Re: [PATCH] block: flush writeback dwork before detaching a bdev inode from it
From: Dmitry Vyukov
Date: Mon Jun 20 2016 - 09:39:33 EST
On Mon, Jun 20, 2016 at 3:31 PM, Jan Kara <jack@xxxxxxx> wrote:
> Hi,
>
> On Fri 17-06-16 12:04:05, Tejun Heo wrote:
>> 43d1c0eb7e11 ("block: detach bdev inode from its wb in
>> __blkdev_put()") detached bdev inode from its wb as the bdev inode may
>> outlive the underlying bdi and thus the wb. This is accomplished by
>> invoking inode_detach_wb() from __blkdev_put(); however, while the
>> inode can't be dirtied by the time control reaches there, that doesn't
>> guarantee that writeback isn't already in progress on the inode.
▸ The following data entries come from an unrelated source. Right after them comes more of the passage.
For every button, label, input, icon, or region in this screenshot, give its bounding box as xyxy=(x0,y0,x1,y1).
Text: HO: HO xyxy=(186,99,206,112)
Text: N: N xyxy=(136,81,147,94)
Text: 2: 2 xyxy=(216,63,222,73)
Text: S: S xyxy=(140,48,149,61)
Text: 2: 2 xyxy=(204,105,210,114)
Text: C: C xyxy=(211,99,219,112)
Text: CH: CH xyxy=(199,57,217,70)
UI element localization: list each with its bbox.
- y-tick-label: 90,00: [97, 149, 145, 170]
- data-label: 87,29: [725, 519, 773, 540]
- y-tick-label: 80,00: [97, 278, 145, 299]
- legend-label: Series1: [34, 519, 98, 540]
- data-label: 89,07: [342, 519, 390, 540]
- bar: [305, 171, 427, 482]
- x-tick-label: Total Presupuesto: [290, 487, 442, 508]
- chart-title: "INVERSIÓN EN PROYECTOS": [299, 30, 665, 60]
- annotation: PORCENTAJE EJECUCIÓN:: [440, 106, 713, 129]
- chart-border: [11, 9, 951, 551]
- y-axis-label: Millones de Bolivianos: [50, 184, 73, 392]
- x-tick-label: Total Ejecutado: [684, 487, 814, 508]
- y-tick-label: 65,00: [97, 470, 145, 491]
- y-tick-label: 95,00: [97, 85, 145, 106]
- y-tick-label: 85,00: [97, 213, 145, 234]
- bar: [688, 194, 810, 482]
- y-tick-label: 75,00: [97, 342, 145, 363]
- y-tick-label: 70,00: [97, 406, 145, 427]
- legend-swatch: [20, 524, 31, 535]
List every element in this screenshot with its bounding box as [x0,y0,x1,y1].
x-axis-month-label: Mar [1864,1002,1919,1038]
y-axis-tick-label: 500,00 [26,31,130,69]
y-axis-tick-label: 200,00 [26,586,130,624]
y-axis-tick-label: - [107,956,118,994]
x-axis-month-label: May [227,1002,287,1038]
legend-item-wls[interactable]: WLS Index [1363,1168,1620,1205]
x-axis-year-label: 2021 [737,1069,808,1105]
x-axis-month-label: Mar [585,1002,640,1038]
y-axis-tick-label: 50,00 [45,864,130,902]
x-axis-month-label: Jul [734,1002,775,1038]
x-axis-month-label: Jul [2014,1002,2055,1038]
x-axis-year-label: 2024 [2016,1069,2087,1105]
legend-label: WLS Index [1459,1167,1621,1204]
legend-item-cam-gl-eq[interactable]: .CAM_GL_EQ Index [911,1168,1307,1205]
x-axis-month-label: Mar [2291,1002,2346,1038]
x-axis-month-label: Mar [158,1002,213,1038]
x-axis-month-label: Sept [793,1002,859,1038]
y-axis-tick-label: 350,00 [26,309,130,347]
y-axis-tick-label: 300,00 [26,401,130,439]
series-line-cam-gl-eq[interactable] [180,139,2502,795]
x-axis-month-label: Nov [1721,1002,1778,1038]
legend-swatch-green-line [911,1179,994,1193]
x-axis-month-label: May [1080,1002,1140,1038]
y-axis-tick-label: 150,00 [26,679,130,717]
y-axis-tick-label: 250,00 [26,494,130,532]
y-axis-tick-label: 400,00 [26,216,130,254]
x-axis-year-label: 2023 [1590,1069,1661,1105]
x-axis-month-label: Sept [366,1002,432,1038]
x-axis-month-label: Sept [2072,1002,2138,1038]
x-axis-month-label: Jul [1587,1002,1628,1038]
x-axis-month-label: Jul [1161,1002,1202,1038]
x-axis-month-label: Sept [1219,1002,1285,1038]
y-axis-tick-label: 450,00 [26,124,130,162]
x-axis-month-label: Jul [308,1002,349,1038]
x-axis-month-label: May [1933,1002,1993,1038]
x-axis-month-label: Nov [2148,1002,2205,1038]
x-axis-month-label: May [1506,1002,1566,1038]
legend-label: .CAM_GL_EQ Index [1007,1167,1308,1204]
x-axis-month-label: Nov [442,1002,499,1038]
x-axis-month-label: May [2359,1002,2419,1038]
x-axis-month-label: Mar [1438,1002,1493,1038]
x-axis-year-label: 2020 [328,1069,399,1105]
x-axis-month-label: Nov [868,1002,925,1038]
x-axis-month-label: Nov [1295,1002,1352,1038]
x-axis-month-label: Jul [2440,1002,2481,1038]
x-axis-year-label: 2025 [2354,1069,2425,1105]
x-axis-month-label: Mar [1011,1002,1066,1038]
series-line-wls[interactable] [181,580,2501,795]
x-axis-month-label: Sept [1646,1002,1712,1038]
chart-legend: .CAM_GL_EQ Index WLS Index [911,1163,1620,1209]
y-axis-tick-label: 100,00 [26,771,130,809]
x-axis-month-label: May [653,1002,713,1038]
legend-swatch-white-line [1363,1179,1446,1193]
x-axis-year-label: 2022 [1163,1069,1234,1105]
This
>> can lead to the inode being disassociated from its wb while writeback
>> operation is in flight causing oopses like the following.
>
> <snip>
>
>> Fix it by flushing the wb dwork before detaching the inode. Combined
>> with the fact that the inode can no longer be dirtied, this guarantees
>> that no writeback operation can be in flight or initiated.
>
> Sorry for the late reply but now when thinking about the patch I don't
> think it is quite right. Writeback can happen from other contexts than just
> the worker one (e.g. kswapd can do writeback, or in some out-of-memory
> situations we may punt to doing writeback directly instead of calling the
> worker, or sync(2) calls fdatawrite() for block device inode directly when
> iterating through blockdev superblock). So flushing the workqueue IMHO is
> not covering 100% of cases.
>
> I wanted to suggest to use inode_wait_for_writeback() which will make sure
> writeback is done with the inode. However we effectively already do this
> by calling bdev_write_inode() which calls writeback_single_inode() in
> WB_SYNC_ALL mode. So by the time that call completes we are sure writeback
> code is not looking at the inode. *However* what I think is happening is
> that sync_blockdev() writes all the dirty pages, bdev_write_inode() writes
> the inode and clears all dirty bits, however the inode still stays in the
> b_dirty / b_io list of the wb because it has I_DIRTY_TIME set. Subsequently
> once flusher work runs, it finds the inode, looks at it and boom. And the
> problem seems to be that write_inode_now(inode, true) does not result in
> I_DIRTY_TIME being cleared.
>
> Attached patch should fix this issue - it is compile-tested only. Dmitry,
> can you check whether this patch fixes the issue for you as well?
I can't directly test it because crash happened very infrequently.
If Tejun/Ted agree that it is the right way to fix it, then I can
patch it, restart the fuzzer and leave it running for a while.